On 20/11/2008, at 11:05 AM, Jack Bates wrote:
Nathan Ward wrote:
The problem here is XPSP2/Vista assuming that non-RFC1918 =
unfiltered/unNATed for the purposes of 6to4.
Well, deeper problem is that they're using 6to4 on an end host I
suppose - it's supposed to be used on routers.
While I don't doubt that the 6to4 is broken in such circumstances,
how many IPv6 content providers are using 6to4 addressing and not
2001:: addressing? 6to4 by default on xp and vista, in my
experience, is only used if a) talking to another 6to4 address or b)
there is no IPv4 address available.
IPv6 will be used in preference to IPv4 if it is available. If 6to4 is
the only IPv6 connectivity then it will be used. See RFC3484.
Preference of IPv4 is 10, 6to4 is 30.
Things are a bit different with Teredo.. In Vista, if Teredo is the
only IPv6 connectivity available, WSAConnectByName will not send
queries for AAAA - obviously Teredo can still be used if the
application does its own name resolution and opens sockets by INET6
address, not name.
This Teredo behaviour is not documented in an RFC anywhere I don't
believe, it is Windows specific.
6to4 never seemed like a viable method for content providing, though
its use at the eyeball layer is somewhat iffy given that it's
primary use is for other 6to4 addresses. If prefix policies are
altered to use it for 2001:: addressing, problems start arising
quickly.
Right, so, because of how RFC3484 works the above is largely invalid.

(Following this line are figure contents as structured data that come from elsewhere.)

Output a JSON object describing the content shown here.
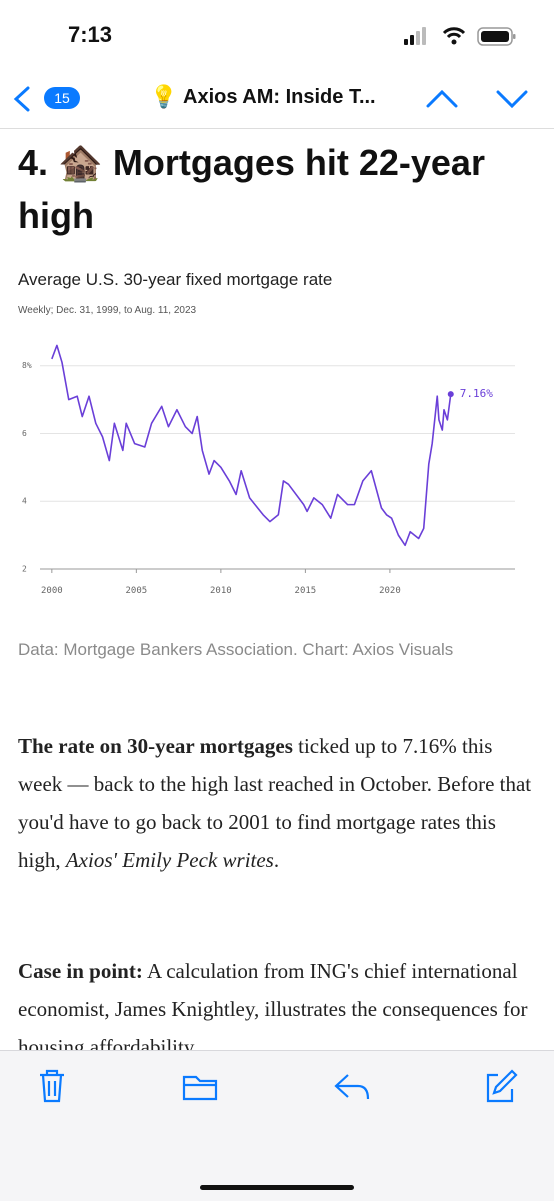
{
  "status_bar": {
    "time": "7:13"
  },
  "nav": {
    "badge": "15",
    "icon": "💡",
    "title": "Axios AM: Inside T..."
  },
  "article": {
    "heading": "4. 🏚️ Mortgages hit 22-year high",
    "source": "Data: Mortgage Bankers Association. Chart: Axios Visuals",
    "paragraphs": [
      {
        "lead": "The rate on 30-year mortgages",
        "text": " ticked up to 7.16% this week — back to the high last reached in October. Before that you'd have to go back to 2001 to find mortgage rates this high, ",
        "italic": "Axios' Emily Peck writes",
        "tail": "."
      },
      {
        "lead": "Case in point:",
        "text": " A calculation from ING's chief international economist, James Knightley, illustrates the consequences for housing affordability."
      }
    ]
  },
  "chart_data": {
    "type": "line",
    "title": "Average U.S. 30-year fixed mortgage rate",
    "subtitle": "Weekly; Dec. 31, 1999, to Aug. 11, 2023",
    "x": [
      2000.0,
      2000.3,
      2000.6,
      2001.0,
      2001.5,
      2001.8,
      2002.2,
      2002.6,
      2003.0,
      2003.4,
      2003.7,
      2004.2,
      2004.4,
      2004.9,
      2005.5,
      2005.9,
      2006.5,
      2006.9,
      2007.4,
      2007.9,
      2008.3,
      2008.6,
      2008.9,
      2009.3,
      2009.6,
      2010.0,
      2010.5,
      2010.9,
      2011.2,
      2011.7,
      2012.5,
      2012.9,
      2013.4,
      2013.7,
      2014.0,
      2014.9,
      2015.1,
      2015.5,
      2016.0,
      2016.5,
      2016.9,
      2017.5,
      2017.9,
      2018.4,
      2018.9,
      2019.5,
      2019.8,
      2020.1,
      2020.5,
      2020.9,
      2021.2,
      2021.7,
      2022.0,
      2022.3,
      2022.5,
      2022.8,
      2022.9,
      2023.1,
      2023.2,
      2023.4,
      2023.6
    ],
    "series": [
      {
        "name": "30-year fixed rate",
        "color": "#6a3fd8",
        "values": [
          8.2,
          8.6,
          8.1,
          7.0,
          7.1,
          6.5,
          7.1,
          6.3,
          5.9,
          5.2,
          6.3,
          5.5,
          6.3,
          5.7,
          5.6,
          6.3,
          6.8,
          6.2,
          6.7,
          6.2,
          6.0,
          6.5,
          5.5,
          4.8,
          5.2,
          5.0,
          4.6,
          4.2,
          4.9,
          4.1,
          3.6,
          3.4,
          3.6,
          4.6,
          4.5,
          3.9,
          3.7,
          4.1,
          3.9,
          3.5,
          4.2,
          3.9,
          3.9,
          4.6,
          4.9,
          3.8,
          3.6,
          3.5,
          3.0,
          2.7,
          3.1,
          2.9,
          3.2,
          5.1,
          5.7,
          7.1,
          6.4,
          6.1,
          6.7,
          6.4,
          7.16
        ],
        "value_labels": [
          null,
          null,
          null,
          null,
          null,
          null,
          null,
          null,
          null,
          null,
          null,
          null,
          null,
          null,
          null,
          null,
          null,
          null,
          null,
          null,
          null,
          null,
          null,
          null,
          null,
          null,
          null,
          null,
          null,
          null,
          null,
          null,
          null,
          null,
          null,
          null,
          null,
          null,
          null,
          null,
          null,
          null,
          null,
          null,
          null,
          null,
          null,
          null,
          null,
          null,
          null,
          null,
          null,
          null,
          null,
          null,
          null,
          null,
          null,
          null,
          "7.16%"
        ]
      }
    ],
    "xlim": [
      1999.3,
      2027.4
    ],
    "xticks": [
      2000,
      2005,
      2010,
      2015,
      2020
    ],
    "ylim": [
      2,
      8.7
    ],
    "yticks": [
      2,
      4,
      6,
      {
        "value": 8,
        "label": "8%"
      }
    ],
    "grid": true
  }
}
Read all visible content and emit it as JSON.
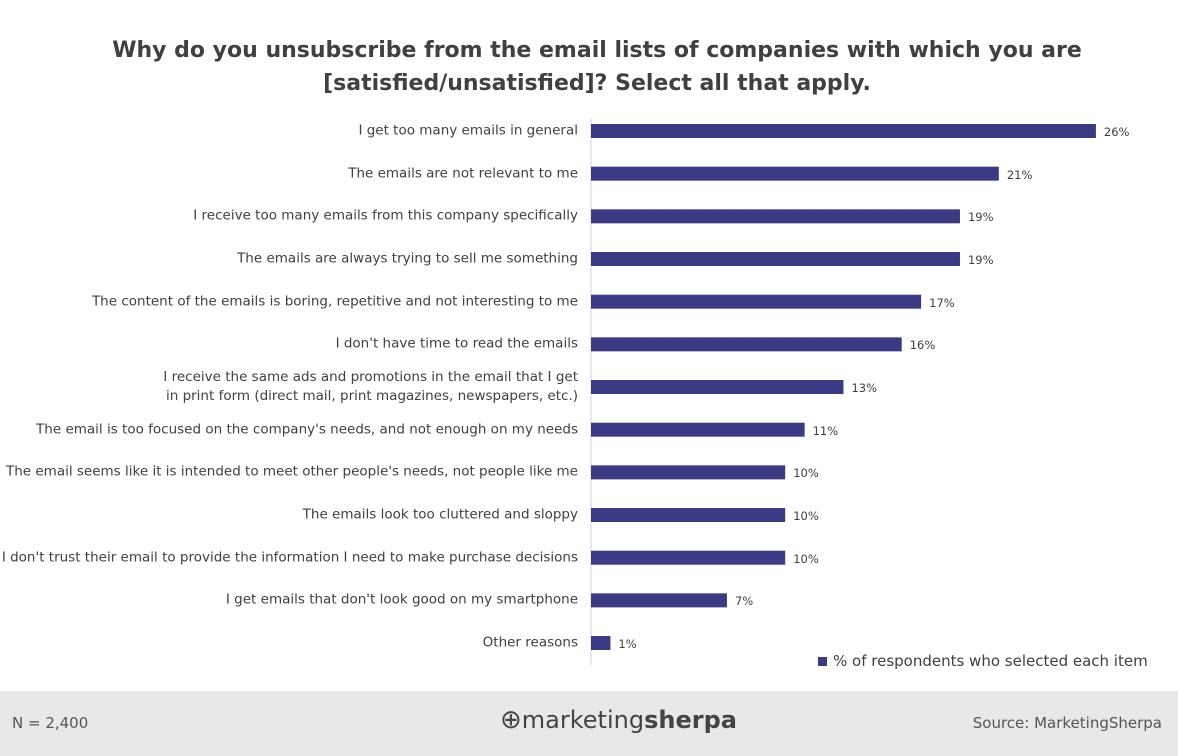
{
  "chart_data": {
    "type": "bar",
    "orientation": "horizontal",
    "title": "Why do you unsubscribe from the email lists of companies with which you are [satisfied/unsatisfied]? Select all that apply.",
    "categories": [
      "I get too many emails in general",
      "The emails are not relevant to me",
      "I receive too many emails from this company specifically",
      "The emails are always trying to sell me something",
      "The content of the emails is boring, repetitive and not interesting to me",
      "I don't have time to read the emails",
      "I receive the same ads and promotions in the email that I get\nin print form (direct mail, print magazines, newspapers, etc.)",
      "The email is too focused on the company's needs, and not enough on my needs",
      "The email seems like it is intended to meet other people's needs, not people like me",
      "The emails look too cluttered and sloppy",
      "I don't trust their email to provide the information I need to make purchase decisions",
      "I get emails that don't look good on my smartphone",
      "Other reasons"
    ],
    "series": [
      {
        "name": "% of respondents who selected each item",
        "color": "#3b3a84",
        "values": [
          26,
          21,
          19,
          19,
          17,
          16,
          13,
          11,
          10,
          10,
          10,
          7,
          1
        ],
        "value_labels": [
          "26%",
          "21%",
          "19%",
          "19%",
          "17%",
          "16%",
          "13%",
          "11%",
          "10%",
          "10%",
          "10%",
          "7%",
          "1%"
        ]
      }
    ],
    "legend": "bottom-right"
  },
  "footer": {
    "note": "N = 2,400",
    "logo_prefix": "marketing",
    "logo_suffix": "sherpa",
    "source": "Source: MarketingSherpa"
  }
}
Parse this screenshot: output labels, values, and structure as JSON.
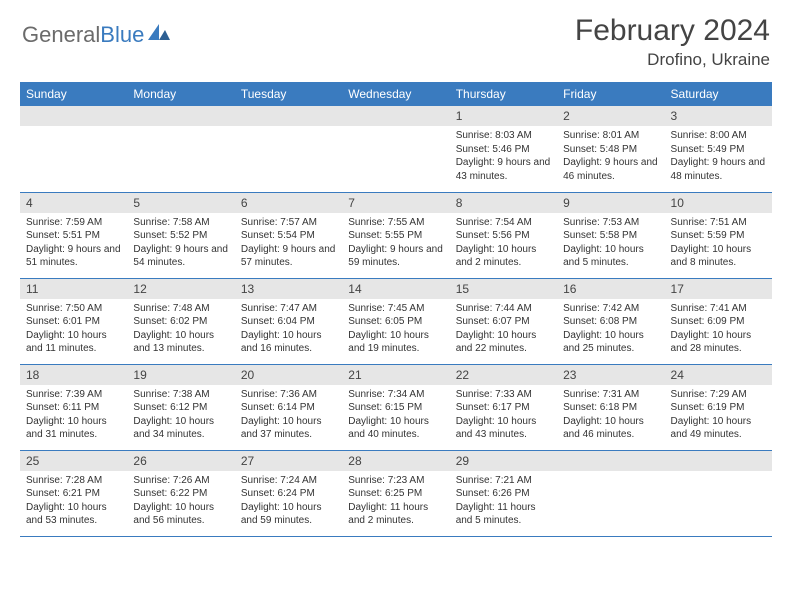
{
  "logo": {
    "main": "General",
    "accent": "Blue"
  },
  "title": "February 2024",
  "location": "Drofino, Ukraine",
  "colors": {
    "header_bg": "#3a7bbf",
    "header_text": "#ffffff",
    "daynum_bg": "#e6e6e6",
    "row_border": "#3a7bbf",
    "text": "#333333",
    "title_color": "#444444",
    "logo_main": "#6b6b6b",
    "logo_accent": "#3a7bbf"
  },
  "weekdays": [
    "Sunday",
    "Monday",
    "Tuesday",
    "Wednesday",
    "Thursday",
    "Friday",
    "Saturday"
  ],
  "weeks": [
    [
      null,
      null,
      null,
      null,
      {
        "n": "1",
        "sunrise": "Sunrise: 8:03 AM",
        "sunset": "Sunset: 5:46 PM",
        "daylight": "Daylight: 9 hours and 43 minutes."
      },
      {
        "n": "2",
        "sunrise": "Sunrise: 8:01 AM",
        "sunset": "Sunset: 5:48 PM",
        "daylight": "Daylight: 9 hours and 46 minutes."
      },
      {
        "n": "3",
        "sunrise": "Sunrise: 8:00 AM",
        "sunset": "Sunset: 5:49 PM",
        "daylight": "Daylight: 9 hours and 48 minutes."
      }
    ],
    [
      {
        "n": "4",
        "sunrise": "Sunrise: 7:59 AM",
        "sunset": "Sunset: 5:51 PM",
        "daylight": "Daylight: 9 hours and 51 minutes."
      },
      {
        "n": "5",
        "sunrise": "Sunrise: 7:58 AM",
        "sunset": "Sunset: 5:52 PM",
        "daylight": "Daylight: 9 hours and 54 minutes."
      },
      {
        "n": "6",
        "sunrise": "Sunrise: 7:57 AM",
        "sunset": "Sunset: 5:54 PM",
        "daylight": "Daylight: 9 hours and 57 minutes."
      },
      {
        "n": "7",
        "sunrise": "Sunrise: 7:55 AM",
        "sunset": "Sunset: 5:55 PM",
        "daylight": "Daylight: 9 hours and 59 minutes."
      },
      {
        "n": "8",
        "sunrise": "Sunrise: 7:54 AM",
        "sunset": "Sunset: 5:56 PM",
        "daylight": "Daylight: 10 hours and 2 minutes."
      },
      {
        "n": "9",
        "sunrise": "Sunrise: 7:53 AM",
        "sunset": "Sunset: 5:58 PM",
        "daylight": "Daylight: 10 hours and 5 minutes."
      },
      {
        "n": "10",
        "sunrise": "Sunrise: 7:51 AM",
        "sunset": "Sunset: 5:59 PM",
        "daylight": "Daylight: 10 hours and 8 minutes."
      }
    ],
    [
      {
        "n": "11",
        "sunrise": "Sunrise: 7:50 AM",
        "sunset": "Sunset: 6:01 PM",
        "daylight": "Daylight: 10 hours and 11 minutes."
      },
      {
        "n": "12",
        "sunrise": "Sunrise: 7:48 AM",
        "sunset": "Sunset: 6:02 PM",
        "daylight": "Daylight: 10 hours and 13 minutes."
      },
      {
        "n": "13",
        "sunrise": "Sunrise: 7:47 AM",
        "sunset": "Sunset: 6:04 PM",
        "daylight": "Daylight: 10 hours and 16 minutes."
      },
      {
        "n": "14",
        "sunrise": "Sunrise: 7:45 AM",
        "sunset": "Sunset: 6:05 PM",
        "daylight": "Daylight: 10 hours and 19 minutes."
      },
      {
        "n": "15",
        "sunrise": "Sunrise: 7:44 AM",
        "sunset": "Sunset: 6:07 PM",
        "daylight": "Daylight: 10 hours and 22 minutes."
      },
      {
        "n": "16",
        "sunrise": "Sunrise: 7:42 AM",
        "sunset": "Sunset: 6:08 PM",
        "daylight": "Daylight: 10 hours and 25 minutes."
      },
      {
        "n": "17",
        "sunrise": "Sunrise: 7:41 AM",
        "sunset": "Sunset: 6:09 PM",
        "daylight": "Daylight: 10 hours and 28 minutes."
      }
    ],
    [
      {
        "n": "18",
        "sunrise": "Sunrise: 7:39 AM",
        "sunset": "Sunset: 6:11 PM",
        "daylight": "Daylight: 10 hours and 31 minutes."
      },
      {
        "n": "19",
        "sunrise": "Sunrise: 7:38 AM",
        "sunset": "Sunset: 6:12 PM",
        "daylight": "Daylight: 10 hours and 34 minutes."
      },
      {
        "n": "20",
        "sunrise": "Sunrise: 7:36 AM",
        "sunset": "Sunset: 6:14 PM",
        "daylight": "Daylight: 10 hours and 37 minutes."
      },
      {
        "n": "21",
        "sunrise": "Sunrise: 7:34 AM",
        "sunset": "Sunset: 6:15 PM",
        "daylight": "Daylight: 10 hours and 40 minutes."
      },
      {
        "n": "22",
        "sunrise": "Sunrise: 7:33 AM",
        "sunset": "Sunset: 6:17 PM",
        "daylight": "Daylight: 10 hours and 43 minutes."
      },
      {
        "n": "23",
        "sunrise": "Sunrise: 7:31 AM",
        "sunset": "Sunset: 6:18 PM",
        "daylight": "Daylight: 10 hours and 46 minutes."
      },
      {
        "n": "24",
        "sunrise": "Sunrise: 7:29 AM",
        "sunset": "Sunset: 6:19 PM",
        "daylight": "Daylight: 10 hours and 49 minutes."
      }
    ],
    [
      {
        "n": "25",
        "sunrise": "Sunrise: 7:28 AM",
        "sunset": "Sunset: 6:21 PM",
        "daylight": "Daylight: 10 hours and 53 minutes."
      },
      {
        "n": "26",
        "sunrise": "Sunrise: 7:26 AM",
        "sunset": "Sunset: 6:22 PM",
        "daylight": "Daylight: 10 hours and 56 minutes."
      },
      {
        "n": "27",
        "sunrise": "Sunrise: 7:24 AM",
        "sunset": "Sunset: 6:24 PM",
        "daylight": "Daylight: 10 hours and 59 minutes."
      },
      {
        "n": "28",
        "sunrise": "Sunrise: 7:23 AM",
        "sunset": "Sunset: 6:25 PM",
        "daylight": "Daylight: 11 hours and 2 minutes."
      },
      {
        "n": "29",
        "sunrise": "Sunrise: 7:21 AM",
        "sunset": "Sunset: 6:26 PM",
        "daylight": "Daylight: 11 hours and 5 minutes."
      },
      null,
      null
    ]
  ]
}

Because of RFC3484, putting 6to4 addresses on content is actually
quite a good idea. It means that hosts with 6to4 connectivity only
will not have to go via an RFC3068 (192.88.99.1) relay - they will go
direct over an IPv4 best path between their 6to4 router and yours.
This works best if RFC3484 is widely deployed - it is, however it does
not exist on OS X. Because of this, if you do this you may find OS X
clients visiting your content on a 6to4 address when they have native
connectivity, or vice versa.
So.. stuff to play with, and please go encourage Apple to do RFC3484
if you are a big customer of theirs.
A good example is that traceroutes through my he.net tunnel using
6to4 source addresses do not get replies through he.net's network,
presumably due to their routers not being 6to4 aware and having no
route to respond. Responses pick up again after picking up a network
such as NTT that is 6to4 aware. My 2001:: addressing works just fine
the entire route.
No, he.net does not have a 6to4 relay. If they did it would be used by
a very large number of networks as he.net is fairly well peered.
Because of that, the traffic would be quite high, and any relay
deployment there would have to be managed quite carefully.
I'm sure there's quite a few networks that aren't 6to4 aware,
hindering 6to4 connectivity to non-6to4 addresses.
6to4 does not require networks to be 6to4 aware - the Internet has
many public 6to4 relays available.
Note though that most end user IPv6 hosts have a 6to4 relay within 3
IPv6 hops. This is easy to calculate - throw up an AAAA pointing only
to a 2002::/16 address, and look at the HLIM of the IPv6 header (not
the IPv4 header). You will see that it is generally between 124 and
128, or 60 and 64.
(Some hosts start at 128, some 64. Few start at much else it seems.)
I did some work looking at IPv6 adoption using Bittorrent DHT to talk
to large numbers of peers without downloading any content, this was
one of the interesting points that fell out of that work.
Content providers wanting to put AAAA records on things should run
6to4 relays until IPv4-only networks are a thing of the past. If they
don't, they'll have to rely on third party relays that might not work.